Since the world is now festering in politics, I was going to stick with Brecht for my example, political to his dirty fingernails, poet more than playwright, and always poet in his plays. Master of the double-irony, he hits triples, too, without even trying. (I would flatter Neruda in the same way.) A diligent commie at heart, he writes mottoes that could be used by libertarians — but ironically, because he is redefining freedom. While doing so, he then sounds accidentally “Tory,” or “feudal” in the Continental manner. But then he advances to the baseball equivalent of a home run. He exposes the satanic intention at the heart of his own revolutionary creed — unintentionally, I surely think.

Take this quite famous excerpt from his poem, Die Lösung (“The Solution”), written apparently to regret the East German uprising in 1953. A Communist Party hack said that the people “had forfeited the confidence of the government.” (A Brechtian irony, but completely unintentional.) “They could only win it back with increased work quotas,” this hack suggested. Brecht observed:

“Would it not in that case be simpler, for the government to dissolve the people, and elect another?”

He tours the bases with this savagely misleading satirical stroke, thus ending at home plate where he began. What may have looked a fluke to some, was meant all along. He was never trying to hit easy singles, if I may strain my baseball analogy even further. He was always trying to change the rules of the game. This is exactly the strategy Communists will pursue, and similarly, all “progressives.” Their intention from the outset is not merely to “get elected,” like any normal political party, riddled as it will be with concessions to what the people seem to want. It is from the beginning to alter society — like devils, using any means available.

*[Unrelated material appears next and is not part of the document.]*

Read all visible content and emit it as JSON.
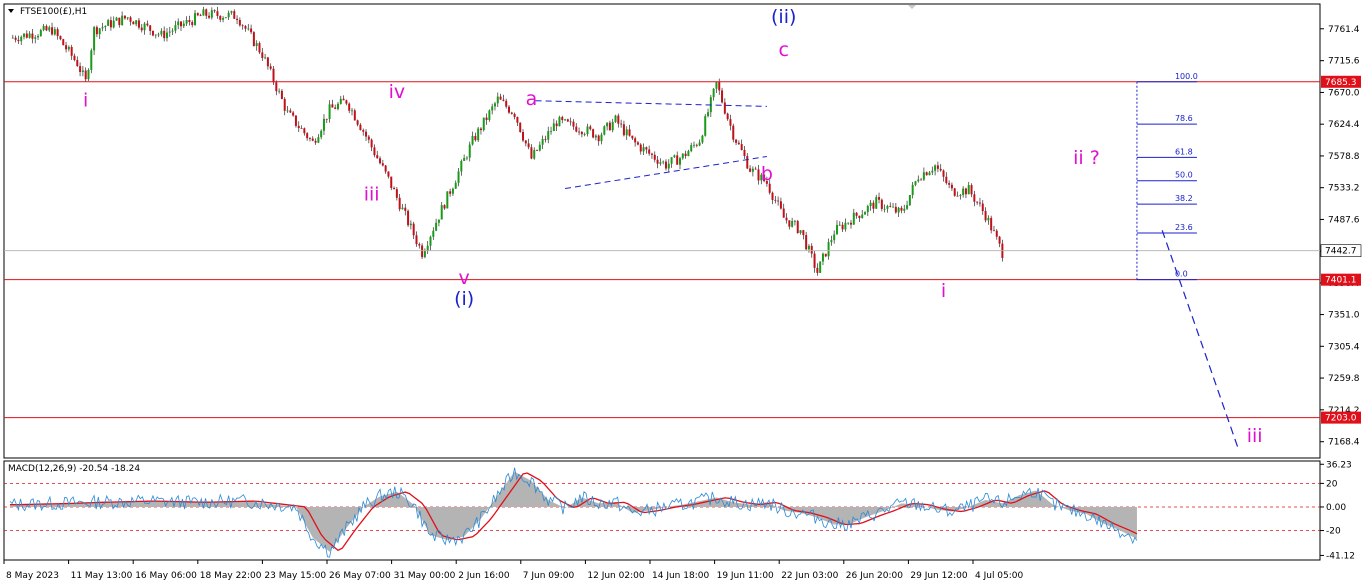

We lost sight of that as the Cold War “progressed,” beyond plain old-fashioned Stalinism. We began to accept ideologues as “just another option” — as they established and promoted new brands of secularism, feminism, environmentalism, “anti-racism,” &c. These things can’t be advanced by government policy, or will fail, unless the people themselves can be altered. A monopoly of legislative power goes without saying: that is always the prize in politics, Left or Right. But the progressive seeks a monopoly forever; what the Leninists, even before the Stalinists, called the novy sovetsky chelovek, the “New Soviet Man.”

Even to seize raw political power, they always meant to cheat. That’s why e.g. Nancy Pelosi began playing with new mail-in balloting arrangements, the moment she recovered the House speakership, long before she could seize on the Batflu for her excuse. (Curiously, Trump was among the few who saw what was coming. Brecht would have admired “his ability to think crudely.”)

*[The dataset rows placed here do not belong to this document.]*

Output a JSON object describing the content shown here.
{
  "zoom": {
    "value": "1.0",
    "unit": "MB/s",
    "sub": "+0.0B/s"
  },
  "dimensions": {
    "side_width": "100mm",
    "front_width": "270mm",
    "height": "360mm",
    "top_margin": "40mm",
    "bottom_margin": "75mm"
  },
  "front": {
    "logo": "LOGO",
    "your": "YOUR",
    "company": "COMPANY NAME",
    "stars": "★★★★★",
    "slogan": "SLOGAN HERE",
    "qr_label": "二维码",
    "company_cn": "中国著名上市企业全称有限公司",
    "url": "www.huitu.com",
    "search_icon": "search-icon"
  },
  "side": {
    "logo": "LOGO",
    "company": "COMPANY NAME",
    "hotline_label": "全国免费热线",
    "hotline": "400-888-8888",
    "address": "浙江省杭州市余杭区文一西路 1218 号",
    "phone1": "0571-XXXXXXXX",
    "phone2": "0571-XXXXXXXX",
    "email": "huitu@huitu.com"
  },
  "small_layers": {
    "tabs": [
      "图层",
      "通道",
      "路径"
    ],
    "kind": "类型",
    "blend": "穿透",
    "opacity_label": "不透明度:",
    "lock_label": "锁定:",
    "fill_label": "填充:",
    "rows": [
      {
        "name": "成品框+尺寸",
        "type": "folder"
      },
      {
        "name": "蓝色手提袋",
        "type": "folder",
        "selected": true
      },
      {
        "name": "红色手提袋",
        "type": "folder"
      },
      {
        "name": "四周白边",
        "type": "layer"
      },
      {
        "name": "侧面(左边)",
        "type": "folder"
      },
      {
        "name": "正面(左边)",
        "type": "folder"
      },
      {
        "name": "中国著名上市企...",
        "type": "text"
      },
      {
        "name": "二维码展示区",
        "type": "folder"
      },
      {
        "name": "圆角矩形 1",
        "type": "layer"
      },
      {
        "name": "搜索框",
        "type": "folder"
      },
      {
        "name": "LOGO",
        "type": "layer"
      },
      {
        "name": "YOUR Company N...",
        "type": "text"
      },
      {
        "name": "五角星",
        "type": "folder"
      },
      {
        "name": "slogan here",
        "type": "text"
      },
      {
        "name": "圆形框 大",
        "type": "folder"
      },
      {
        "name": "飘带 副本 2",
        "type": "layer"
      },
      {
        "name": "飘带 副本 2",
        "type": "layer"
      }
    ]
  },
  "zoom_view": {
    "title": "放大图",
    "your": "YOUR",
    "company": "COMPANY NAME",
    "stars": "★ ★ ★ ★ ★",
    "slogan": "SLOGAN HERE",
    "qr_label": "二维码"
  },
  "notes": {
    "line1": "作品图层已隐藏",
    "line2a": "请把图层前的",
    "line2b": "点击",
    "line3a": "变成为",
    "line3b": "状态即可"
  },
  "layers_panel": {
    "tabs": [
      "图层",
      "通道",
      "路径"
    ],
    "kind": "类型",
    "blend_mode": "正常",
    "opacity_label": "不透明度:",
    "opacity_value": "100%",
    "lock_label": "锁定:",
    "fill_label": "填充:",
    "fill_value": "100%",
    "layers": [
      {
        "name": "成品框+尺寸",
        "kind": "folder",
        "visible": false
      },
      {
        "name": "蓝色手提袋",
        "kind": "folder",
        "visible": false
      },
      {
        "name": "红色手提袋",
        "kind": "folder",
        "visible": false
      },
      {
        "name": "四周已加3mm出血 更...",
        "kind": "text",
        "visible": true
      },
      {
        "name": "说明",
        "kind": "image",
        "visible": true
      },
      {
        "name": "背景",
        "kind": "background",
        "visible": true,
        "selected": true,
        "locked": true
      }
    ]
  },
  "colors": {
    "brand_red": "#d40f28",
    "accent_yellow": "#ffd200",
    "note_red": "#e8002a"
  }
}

This is why progressives focus on infiltrating cultural institutions, including of course the institutions for voting, rather than on, say, staging a military coup. For such coups are superficial. They change only the government, and that only for a time. Indeed, most generals are unimaginative people, who seize power in defence of some threatened status quo. The revolutionist wants to change that status quo. He wants to change what human beings are.

A pity, to my mind, that he is succeeding.